Con Avatar se confirma cuanto pensábamos de James Cameron. Se trata de un buen, incluso notable director, y un mediocre guionista. Creo que yerran -y mucho- quienes le comparan con gigantes como Kubrick o Spielberg. Parece que eso de alejarse del mundanal ruido durante una década es sinónimo para algunos de ser un genio, o algo parecido. En la obra de Cameron la técnica -o para ser más precisos, la tecnología- cobra tal grado de protagonismo que la historia, los personajes, pasan a un segundo plano y se ven anegados por una mole informe de efectos especiales. La fascinación que desprenden las imágenes, elaboradas hasta el extremo, equivale a un castillo de fuegos artificiales detrás del cual sólo queda el olor a pólvora quemada. Y más bien poco cine.

miércoles, 23 de diciembre de 2009

AMAZONA REPOSANDO TRAS LA BATALLA

Rafael Gordon, su director, lo ha denominado largometraje de no ficción. Pero la mayoría de los espectadores lo verán, sin más, como un documental. La mirada de Ouka Leele es su título, y como cabe suponer gira en torno a la creadora que adquirió celebridad durante la "Movida" madrileña, allá por los años ochenta del pasado siglo.

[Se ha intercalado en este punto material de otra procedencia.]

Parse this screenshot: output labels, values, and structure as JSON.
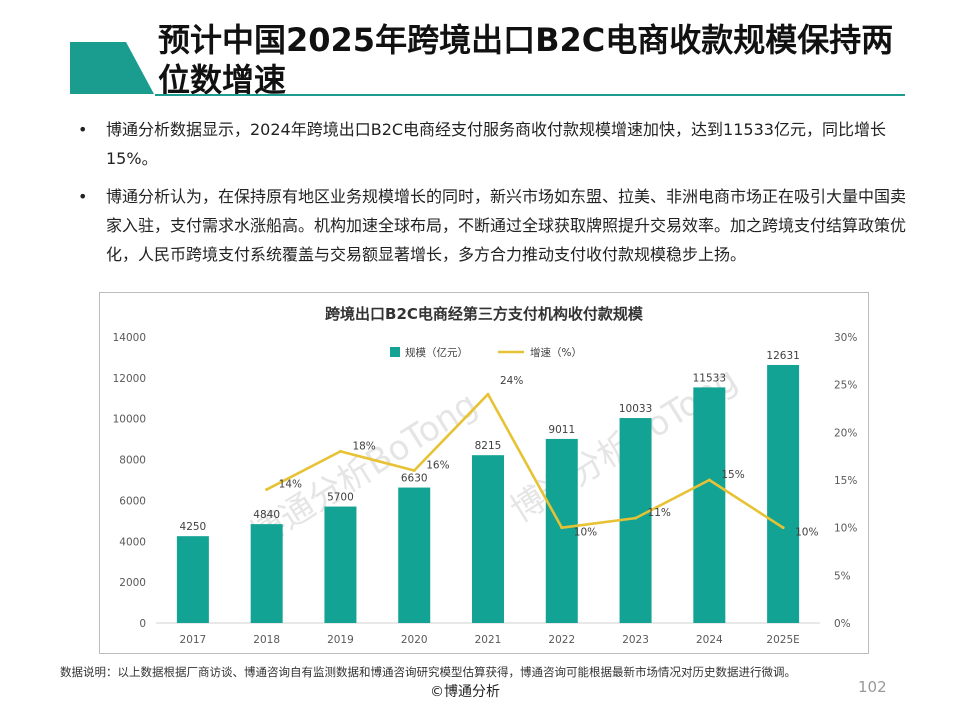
{
  "header": {
    "title": "预计中国2025年跨境出口B2C电商收款规模保持两位数增速",
    "accent_color": "#1a9c8f"
  },
  "bullets": [
    "博通分析数据显示，2024年跨境出口B2C电商经支付服务商收付款规模增速加快，达到11533亿元，同比增长15%。",
    "博通分析认为，在保持原有地区业务规模增长的同时，新兴市场如东盟、拉美、非洲电商市场正在吸引大量中国卖家入驻，支付需求水涨船高。机构加速全球布局，不断通过全球获取牌照提升交易效率。加之跨境支付结算政策优化，人民币跨境支付系统覆盖与交易额显著增长，多方合力推动支付收付款规模稳步上扬。"
  ],
  "bullet_symbol": "•",
  "chart_data": {
    "type": "bar",
    "title": "跨境出口B2C电商经第三方支付机构收付款规模",
    "categories": [
      "2017",
      "2018",
      "2019",
      "2020",
      "2021",
      "2022",
      "2023",
      "2024",
      "2025E"
    ],
    "series": [
      {
        "name": "规模（亿元）",
        "type": "bar",
        "axis": "left",
        "color": "#13a394",
        "values": [
          4250,
          4840,
          5700,
          6630,
          8215,
          9011,
          10033,
          11533,
          12631
        ],
        "labels": [
          "4250",
          "4840",
          "5700",
          "6630",
          "8215",
          "9011",
          "10033",
          "11533",
          "12631"
        ]
      },
      {
        "name": "增速（%）",
        "type": "line",
        "axis": "right",
        "color": "#e6c234",
        "values": [
          null,
          14,
          18,
          16,
          24,
          10,
          11,
          15,
          10
        ],
        "labels": [
          "",
          "14%",
          "18%",
          "16%",
          "24%",
          "10%",
          "11%",
          "15%",
          "10%"
        ]
      }
    ],
    "y_left": {
      "min": 0,
      "max": 14000,
      "ticks": [
        "0",
        "2000",
        "4000",
        "6000",
        "8000",
        "10000",
        "12000",
        "14000"
      ]
    },
    "y_right": {
      "min": 0,
      "max": 30,
      "ticks": [
        "0%",
        "5%",
        "10%",
        "15%",
        "20%",
        "25%",
        "30%"
      ]
    },
    "legend_position": "top",
    "watermark": "博通分析BoTong"
  },
  "footer": {
    "note": "数据说明：以上数据根据厂商访谈、博通咨询自有监测数据和博通咨询研究模型估算获得，博通咨询可能根据最新市场情况对历史数据进行微调。",
    "copyright": "©博通分析",
    "page_number": "102"
  }
}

El mcguffin lo constituye el encargo que la protagonista recibe: pintar un enorme mural en Ceutí, minúsculo pueblecito murciano. El proceso de creación de esa obra vertebra un relato que, al tiempo, opera como retrospectiva sobre la vida y la obra de Ouka Leele. Es inevitable la evocación de El sol del membrillo, que tenía al genial Antonio López como eje; aunque, sin intención de desmerecer el buen oficio y el empeño de Gordon, Victor Erice se encuentra ubicado varios peldaños más arriba.

Los recuerdos de infancia, la visión del arte como motor vital, se van desgranando con ritmo pausado, que no tedioso. La mirada de Ouka es ciertamente la de una criatura peculiar, que alberga y concita una extraña fascinación, entre la ingenuidad palpitante de un niño y la madurez del artista que se ha asomado sin recato a los entresijos del alma.

Con todo, y sin negar su corrección, el film no dejaría en el ánimo una honda huella de no ser por un pasaje muy concreto: Ouka Leele rememora ante la cámara la enfermedad, el cáncer que la hostigó con saña durante un tiempo, y del que salió, como en el adagio de Nietzsche, más fuerte. Causa asombro el modo relajado, sosegado, en que habla de la conmoción de aquellos días; del veneno lacerante de la quimioterapia. Lo hace sin fatalismo, sin truculencia; convencida de que aquel trance le reveló aspectos de la realidad que le eran por completo ajenos, o en los que apenas había reparado hasta entonces.

En ese momento La mirada de Ouka Leele cobra una intensidad única. Y el cine nos recuerda que puede ir más allá, mucho más allá de la mera y fugaz evasión.